A propos de la « décroissance », il n’est jamais inutile de commencer par rappeler :
- Certes, la croissance économique mesure la variation de la production de biens et de service mais aujourd’hui, c’est toute la société qui est « encastrée » dans l’économie : nous ne sommes pas une société avec une économie de marché, nous sommes une « société de marché ». Par conséquent, à cause de cette marchandisation généralisée, la critique de la croissance économique est bien plus qu’une simple critique économique de la croissance. La « décroissance » est le nom de cette de cette critique systémique de « la croissance et son monde ».
- La décroissance ne se contente pas de demander l’arrêt de la croissance. Car tous les plafonds de soutenabilité écologique sont dépassés et c’est l’effondrement qui menace : le réalisme politique est bien de défendre la « transition » comme un « retour sous les plafonds ». Si ce retour est démocratique, alors il est la « décroissance » (sinon il est la « récession »).
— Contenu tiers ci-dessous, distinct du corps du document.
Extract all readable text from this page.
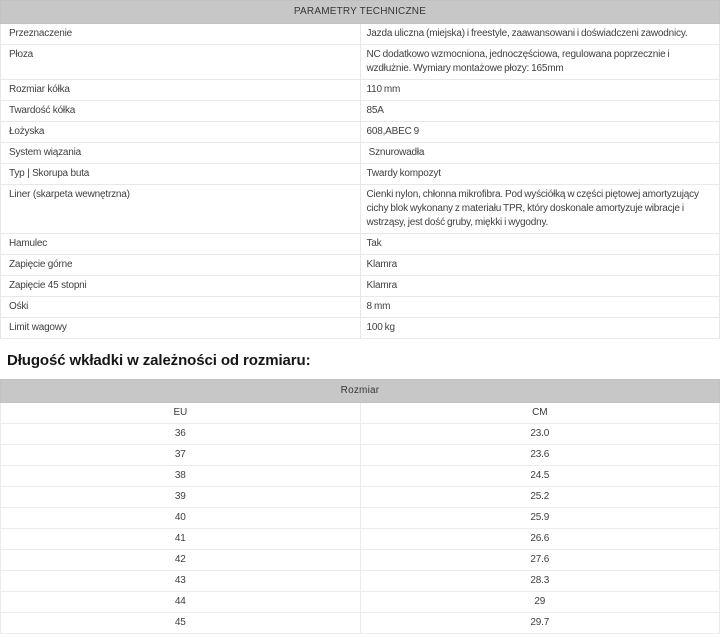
PARAMETRY TECHNICZNE	
Przeznaczenie	Jazda uliczna (miejska) i freestyle, zaawansowani i doświadczeni zawodnicy.
Płoza	NC dodatkowo wzmocniona, jednoczęściowa, regulowana poprzecznie i wzdłużnie. Wymiary montażowe płozy: 165mm
Rozmiar kółka	110 mm
Twardość kółka	85A
Łożyska	608,ABEC 9
System wiązania	Sznurowadła
Typ | Skorupa buta	Twardy kompozyt
Liner (skarpeta wewnętrzna)	Cienki nylon, chłonna mikrofibra. Pod wyściółką w części piętowej amortyzujący cichy blok wykonany z materiału TPR, który doskonale amortyzuje wibracje i wstrząsy, jest dość gruby, miękki i wygodny.
Hamulec	Tak
Zapięcie górne	Klamra
Zapięcie 45 stopni	Klamra
Ośki	8 mm
Limit wagowy	100 kg
Długość wkładki w zależności od rozmiaru:
Rozmiar	
EU	CM
36	23.0
37	23.6
38	24.5
39	25.2
40	25.9
41	26.6
42	27.6
43	28.3
44	29
45	29.7
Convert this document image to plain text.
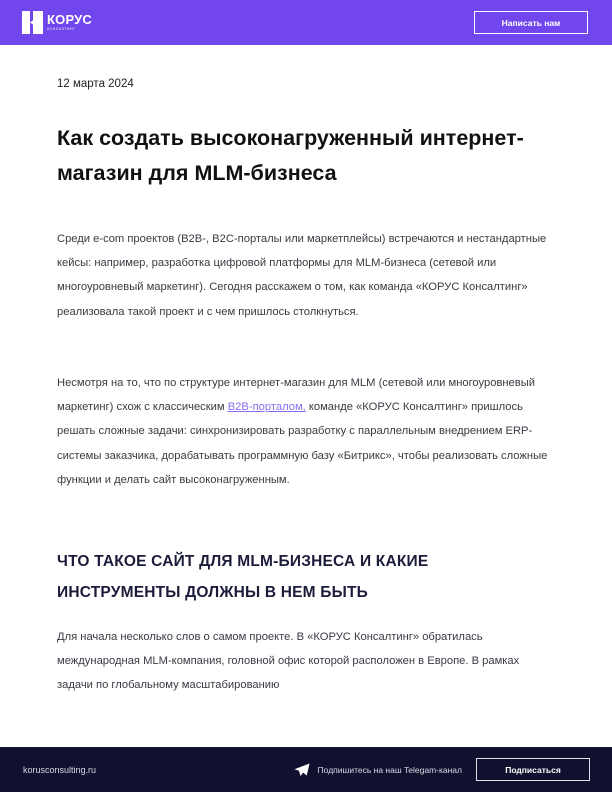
КОРУС
КОНСАЛТИНГ
Написать нам
12 марта 2024
Как создать высоконагруженный интернет-магазин для MLM-бизнеса

Среди e-com проектов (B2B-, B2C-порталы или маркетплейсы) встречаются и нестандартные кейсы: например, разработка цифровой платформы для MLM-бизнеса (сетевой или многоуровневый маркетинг). Сегодня расскажем о том, как команда «КОРУС Консалтинг» реализовала такой проект и с чем пришлось столкнуться.

Несмотря на то, что по структуре интернет-магазин для MLM (сетевой или многоуровневый маркетинг) схож с классическим B2B-порталом, команде «КОРУС Консалтинг» пришлось решать сложные задачи: синхронизировать разработку с параллельным внедрением ERP-системы заказчика, дорабатывать программную базу «Битрикс», чтобы реализовать сложные функции и делать сайт высоконагруженным.

ЧТО ТАКОЕ САЙТ ДЛЯ MLM-БИЗНЕСА И КАКИЕ ИНСТРУМЕНТЫ ДОЛЖНЫ В НЕМ БЫТЬ

Для начала несколько слов о самом проекте. В «КОРУС Консалтинг» обратилась международная MLM-компания, головной офис которой расположен в Европе. В рамках задачи по глобальному масштабированию

korusconsulting.ru	Подпишитесь на наш Telegam-канал	Подписаться
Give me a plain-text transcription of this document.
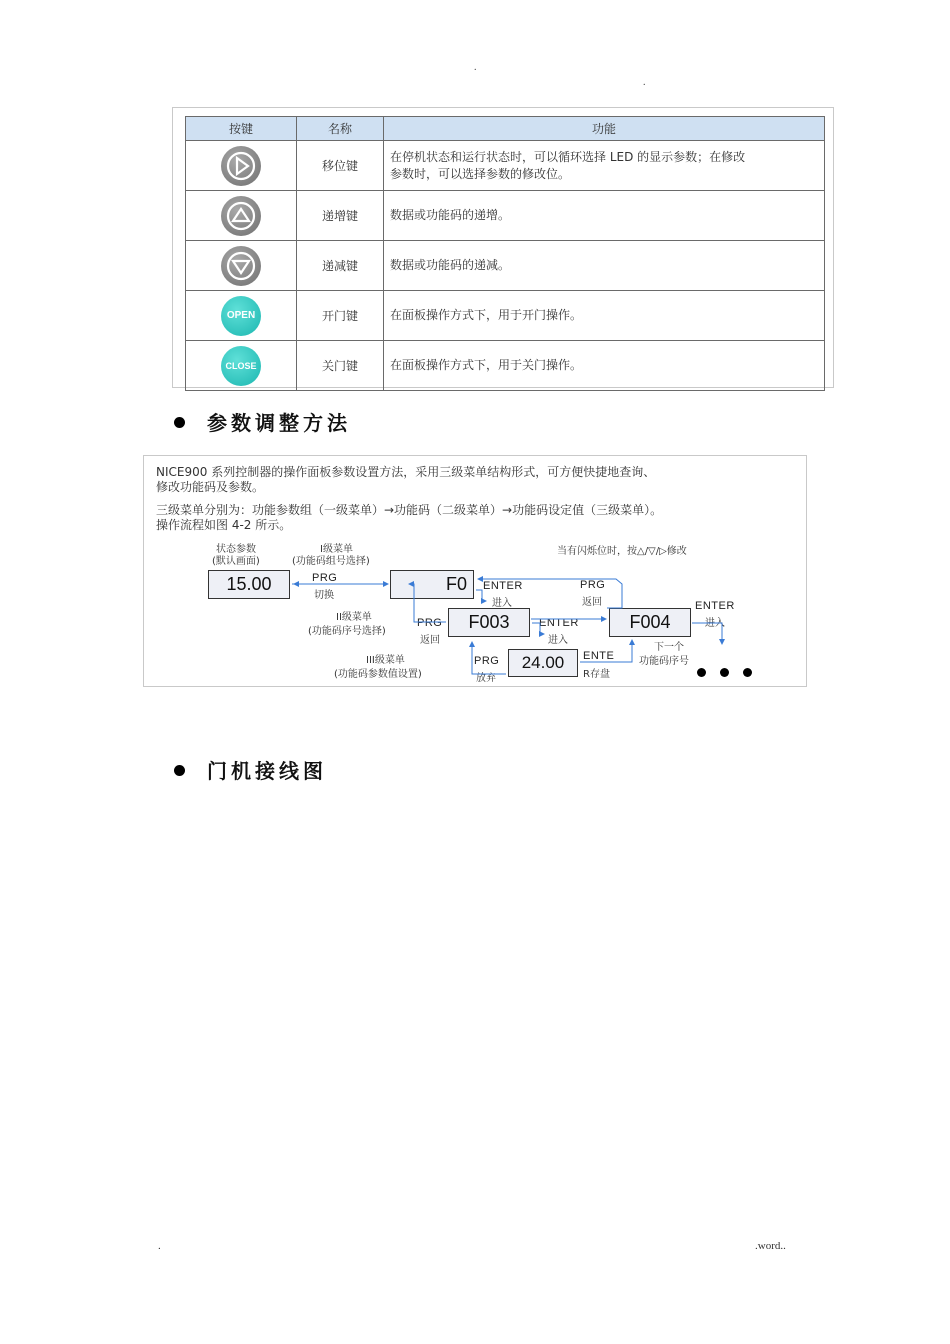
.
.
按键	名称	功能

	移位键	在停机状态和运行状态时，可以循环选择 LED 的显示参数；在修改
参数时，可以选择参数的修改位。

	递增键	数据或功能码的递增。

	递减键	数据或功能码的递减。
OPEN	开门键	在面板操作方式下，用于开门操作。
CLOSE	关门键	在面板操作方式下，用于关门操作。
参数调整方法
NICE900 系列控制器的操作面板参数设置方法，采用三级菜单结构形式，可方便快捷地查询、
修改功能码及参数。
三级菜单分别为：功能参数组（一级菜单）→功能码（二级菜单）→功能码设定值（三级菜单）。
操作流程如图 4-2 所示。
状态参数
(默认画面)
I级菜单
(功能码组号选择)
当有闪烁位时，按△/▽/▷修改
15.00	F0
F003	F004
24.00
PRG
切换
ENTER
进入
PRG
返回
II级菜单
(功能码序号选择)
PRG
返回
ENTER
进入
ENTER
进入
III级菜单
(功能码参数值设置)
PRG
放弃
ENTE
R存盘
下一个
功能码序号
门机接线图
.	.word..
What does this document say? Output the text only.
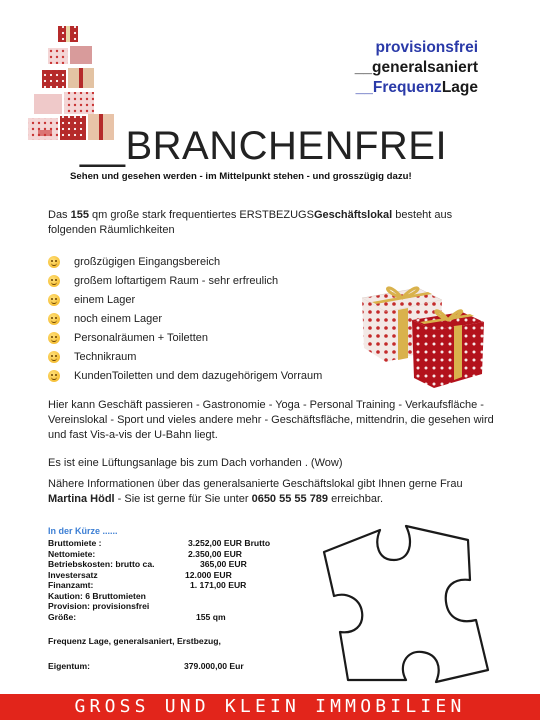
provisionsfrei
__generalsaniert
__FrequenzLage
__BRANCHENFREI
Sehen und gesehen werden - im Mittelpunkt stehen - und grosszügig dazu!
Das 155 qm große stark frequentiertes ERSTBEZUGSGeschäftslokal besteht aus folgenden Räumlichkeiten
großzügigen Eingangsbereich
großem loftartigem Raum - sehr erfreulich
einem Lager
noch einem Lager
Personalräumen + Toiletten
Technikraum
KundenToiletten und dem dazugehörigem Vorraum
Hier kann Geschäft passieren - Gastronomie - Yoga - Personal Training - Verkaufsfläche - Vereinslokal - Sport und vieles andere mehr - Geschäftsfläche, mittendrin, die gesehen wird und fast Vis-a-vis der U-Bahn liegt.
Es ist eine Lüftungsanlage bis zum Dach vorhanden . (Wow)
Nähere Informationen über das generalsanierte Geschäftslokal gibt Ihnen gerne Frau Martina Hödl - Sie ist gerne für Sie unter 0650 55 55 789 erreichbar.
In der Kürze ......
Bruttomiete :	3.252,00 EUR Brutto
Nettomiete:	2.350,00 EUR
Betriebskosten: brutto ca.	365,00 EUR
Investersatz	12.000 EUR
Finanzamt:	1. 171,00 EUR
Kaution: 6 Bruttomieten
Provision: provisionsfrei
Größe:	155 qm
Frequenz Lage, generalsaniert, Erstbezug,
Eigentum:	379.000,00 Eur
GROSS UND KLEIN IMMOBILIEN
- Qu’au moins les décroissants tirent profit de leur nombre groupusculaire pour ne pas résister à la tentation de la radicalité (comme cohérence, et pas du tout comme intransigeance). Car à manquer de radicalité, nos initiatives et nos analyses font courir le risque de faire écran (le piège du spectacle), de retarder toute transformation (alors qu’il y a « urgence »), de renforcer le système que nous prétendons critiquer (qu’au moins nous cessions de « fabriquer le capitalisme »).
1 – Le socle individualiste d’une société productiviste et consumériste
S’il n’y a pas de surprise à supposer un socle individualiste pour la société de consommation, il faut néanmoins faire l’hypothèse que si la société productiviste a pu si facilement prendre un tournant consumériste (crise de 1929), c’est parce l’individualisme était aussi au fond du productivisme : la marchandisation généralisée (révolution industrielle) de ce qui ne devrait pas être marchandisé (la nature, l’activité et la monnaie) repose sur un certain nombre de « fables » qui sont toutes des variantes d’une fiction selon laquelle la société procéderait des individus.
- Pour Keynes, la crise de 1929 est une crise du crédit ; pour les marxistes, c’est une crise de la surproduction. La solution a consisté à compléter le productivisme du capitalisme par l’invention du consumérisme : « Un ouvrier bien payé est un excellent client » (Henry Ford).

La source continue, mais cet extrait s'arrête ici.